By then a restoration project was had begun although there were still no non-disturbance zones and today, they still don't exist.
In the last batch of emails and minutes of meetings the BBC has seen little has moved on.
The two departments are still arguing over what size the non-disturbance zones should be and where they should be, they can't even agree over whether lobster and crab fishing is damaging the mussel beds."
While it can be argued that there have been difficulties in restoring devolved government to Northern Ireland that would have delayed descisions being taken, it's hard to believe that since the St. Andrews argeement in 2007 that these decisions couldn't have been taken.
It's interesting to see how this story is being picked up. The communal blog Slugger O'Toole picked up on the story earlier this weekend, and asked whether the NI government was dysfunctional or just incompetent. The BBC focused on the issues and explained how long the situation was going on for, and what had been going on within the civil service. The main thrust is about how local government is spending - or misspending - European money and living up to its commitments under European law.
In comparison, last week BBC Newsnight covered a story on English local councils being fined for non-compliance with EU obligations, but focused on the fact that some councils would have to pay for not flying the European flag, despite being in receipt of EU money. There was then a discussion on whether the European flag should be flown more in the UK (or England, since the pointed out that Wales, Scotland and Northern Ireland doesn't seem to have a problem with it). Since councils were being fined money for non-compliance, I would have thought that it would be useful to focus on what areas caused the most trouble, and what problems stopped the councils from successfully carrying out legal obligations.
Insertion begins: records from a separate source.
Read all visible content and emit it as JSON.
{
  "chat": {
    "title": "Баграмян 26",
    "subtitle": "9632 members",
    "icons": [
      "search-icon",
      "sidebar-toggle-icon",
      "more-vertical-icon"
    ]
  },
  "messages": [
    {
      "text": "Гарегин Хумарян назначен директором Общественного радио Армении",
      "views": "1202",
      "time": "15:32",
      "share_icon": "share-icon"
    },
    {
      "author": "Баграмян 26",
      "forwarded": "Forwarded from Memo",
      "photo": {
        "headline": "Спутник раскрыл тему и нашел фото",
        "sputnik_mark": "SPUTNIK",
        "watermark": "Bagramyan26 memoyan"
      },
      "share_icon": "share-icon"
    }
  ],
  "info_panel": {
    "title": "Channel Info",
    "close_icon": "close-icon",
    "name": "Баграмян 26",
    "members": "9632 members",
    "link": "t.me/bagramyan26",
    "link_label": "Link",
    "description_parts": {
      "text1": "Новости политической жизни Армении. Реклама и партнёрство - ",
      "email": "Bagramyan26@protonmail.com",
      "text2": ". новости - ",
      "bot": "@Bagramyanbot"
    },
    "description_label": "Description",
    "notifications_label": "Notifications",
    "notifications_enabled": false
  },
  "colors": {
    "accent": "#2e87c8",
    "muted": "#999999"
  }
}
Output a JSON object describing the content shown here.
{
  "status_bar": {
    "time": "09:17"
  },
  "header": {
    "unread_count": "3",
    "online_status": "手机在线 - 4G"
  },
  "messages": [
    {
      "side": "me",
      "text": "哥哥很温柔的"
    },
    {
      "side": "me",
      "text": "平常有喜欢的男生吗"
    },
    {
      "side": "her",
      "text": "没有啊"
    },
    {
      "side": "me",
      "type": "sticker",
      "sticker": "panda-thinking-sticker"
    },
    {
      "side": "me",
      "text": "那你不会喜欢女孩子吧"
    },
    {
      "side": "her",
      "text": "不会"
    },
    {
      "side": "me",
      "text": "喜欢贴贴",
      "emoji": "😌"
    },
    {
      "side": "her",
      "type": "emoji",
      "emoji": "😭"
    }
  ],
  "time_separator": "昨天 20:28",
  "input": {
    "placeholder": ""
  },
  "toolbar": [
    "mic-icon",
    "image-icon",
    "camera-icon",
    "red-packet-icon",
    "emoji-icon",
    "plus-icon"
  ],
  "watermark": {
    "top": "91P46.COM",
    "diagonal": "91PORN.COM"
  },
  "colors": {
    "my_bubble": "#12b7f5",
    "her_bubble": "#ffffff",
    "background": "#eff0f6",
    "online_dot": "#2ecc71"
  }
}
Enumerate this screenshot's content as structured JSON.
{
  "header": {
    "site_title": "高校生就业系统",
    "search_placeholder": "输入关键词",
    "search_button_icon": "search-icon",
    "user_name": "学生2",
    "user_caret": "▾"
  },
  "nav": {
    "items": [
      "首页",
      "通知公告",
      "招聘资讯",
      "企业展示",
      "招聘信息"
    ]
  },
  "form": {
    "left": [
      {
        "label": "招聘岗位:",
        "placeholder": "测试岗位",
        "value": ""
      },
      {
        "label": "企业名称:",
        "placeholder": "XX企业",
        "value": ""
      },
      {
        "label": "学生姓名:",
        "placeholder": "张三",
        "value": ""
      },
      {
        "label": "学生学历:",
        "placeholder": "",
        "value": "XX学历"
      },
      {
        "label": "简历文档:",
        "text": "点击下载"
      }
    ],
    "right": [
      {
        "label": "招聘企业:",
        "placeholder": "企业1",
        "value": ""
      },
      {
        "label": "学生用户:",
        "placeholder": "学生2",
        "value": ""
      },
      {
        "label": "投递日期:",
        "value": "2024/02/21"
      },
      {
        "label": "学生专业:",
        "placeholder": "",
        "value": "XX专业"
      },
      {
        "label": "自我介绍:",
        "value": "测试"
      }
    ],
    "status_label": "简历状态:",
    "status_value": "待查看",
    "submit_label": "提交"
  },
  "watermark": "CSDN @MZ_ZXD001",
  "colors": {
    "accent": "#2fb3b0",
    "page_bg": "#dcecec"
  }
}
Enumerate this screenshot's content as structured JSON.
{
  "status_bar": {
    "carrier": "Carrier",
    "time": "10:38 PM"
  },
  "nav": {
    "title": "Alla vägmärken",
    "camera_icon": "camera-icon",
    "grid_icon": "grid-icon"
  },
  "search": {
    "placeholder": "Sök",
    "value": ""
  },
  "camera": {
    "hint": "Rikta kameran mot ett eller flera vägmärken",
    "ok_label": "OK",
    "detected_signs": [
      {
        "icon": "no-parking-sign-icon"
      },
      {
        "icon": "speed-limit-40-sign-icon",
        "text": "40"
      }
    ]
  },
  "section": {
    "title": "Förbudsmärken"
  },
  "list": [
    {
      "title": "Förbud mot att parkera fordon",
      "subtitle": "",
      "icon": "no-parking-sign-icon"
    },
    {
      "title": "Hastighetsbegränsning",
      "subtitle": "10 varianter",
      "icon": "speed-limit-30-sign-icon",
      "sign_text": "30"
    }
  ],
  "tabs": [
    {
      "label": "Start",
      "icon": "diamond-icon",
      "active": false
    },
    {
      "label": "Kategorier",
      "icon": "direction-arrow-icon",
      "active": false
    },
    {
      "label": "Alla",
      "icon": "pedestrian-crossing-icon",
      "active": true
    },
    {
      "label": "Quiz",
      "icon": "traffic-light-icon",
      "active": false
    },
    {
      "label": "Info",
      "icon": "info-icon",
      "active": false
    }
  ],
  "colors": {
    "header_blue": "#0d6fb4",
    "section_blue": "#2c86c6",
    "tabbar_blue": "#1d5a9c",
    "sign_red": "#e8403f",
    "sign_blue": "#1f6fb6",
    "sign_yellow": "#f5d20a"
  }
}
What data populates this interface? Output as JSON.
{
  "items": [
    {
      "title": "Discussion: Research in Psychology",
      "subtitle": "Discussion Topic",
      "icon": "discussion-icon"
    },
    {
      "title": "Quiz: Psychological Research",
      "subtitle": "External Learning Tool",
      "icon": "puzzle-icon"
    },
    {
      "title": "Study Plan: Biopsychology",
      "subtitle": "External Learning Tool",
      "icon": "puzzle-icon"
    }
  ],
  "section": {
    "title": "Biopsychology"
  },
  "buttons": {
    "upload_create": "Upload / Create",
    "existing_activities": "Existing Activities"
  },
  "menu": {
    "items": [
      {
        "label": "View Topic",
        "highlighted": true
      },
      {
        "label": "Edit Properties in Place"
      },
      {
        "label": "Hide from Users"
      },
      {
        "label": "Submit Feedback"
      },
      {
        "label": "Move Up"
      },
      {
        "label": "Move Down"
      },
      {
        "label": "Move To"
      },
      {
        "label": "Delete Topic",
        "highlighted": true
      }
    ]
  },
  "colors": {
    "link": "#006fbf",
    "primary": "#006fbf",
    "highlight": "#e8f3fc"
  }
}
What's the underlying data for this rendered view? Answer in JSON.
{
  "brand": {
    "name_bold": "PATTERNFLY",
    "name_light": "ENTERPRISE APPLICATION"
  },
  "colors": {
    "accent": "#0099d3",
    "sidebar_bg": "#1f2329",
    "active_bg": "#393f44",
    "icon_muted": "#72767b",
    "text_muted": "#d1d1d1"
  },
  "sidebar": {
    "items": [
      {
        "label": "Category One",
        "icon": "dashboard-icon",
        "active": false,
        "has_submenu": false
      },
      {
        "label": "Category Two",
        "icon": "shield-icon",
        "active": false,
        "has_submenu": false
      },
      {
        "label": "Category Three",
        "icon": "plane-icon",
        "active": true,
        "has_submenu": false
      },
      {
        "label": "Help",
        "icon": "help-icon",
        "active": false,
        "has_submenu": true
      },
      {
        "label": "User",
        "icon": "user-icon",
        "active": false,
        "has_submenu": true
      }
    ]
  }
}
However, setting that aside, since the flag discussion isn't a bad idea in and of itself, looking at how the discussion was lead, it didn't seem as if the BBC knew exactly why the councils had to fly the flag. It wasn't mentioned whether it was by law or under contract that the flag had to be flown (in fact, the Belgian Ambassador on the programme said it was just contractual, rather than by a general law, as was implied). That it was contractual wasn't challenged by the presenter, but she continued to asked whether council should be forced to fly the flag by law. It seems that the lack of clarity was meant to drag out the discussion (perhaps another sign of the silly season), since I doubt that there would be much disagreement that if it's in the contract, it should be followed. While a debate on the value of European symbols could be a good one (unfortunately this debate didn't live up to that billing), I would have preferred to have seen a exposé on how European money is being (mis)spent by councils and what role the councils are playing. Surely such an angle would be more in keeping with the idealised role of the 4th estate?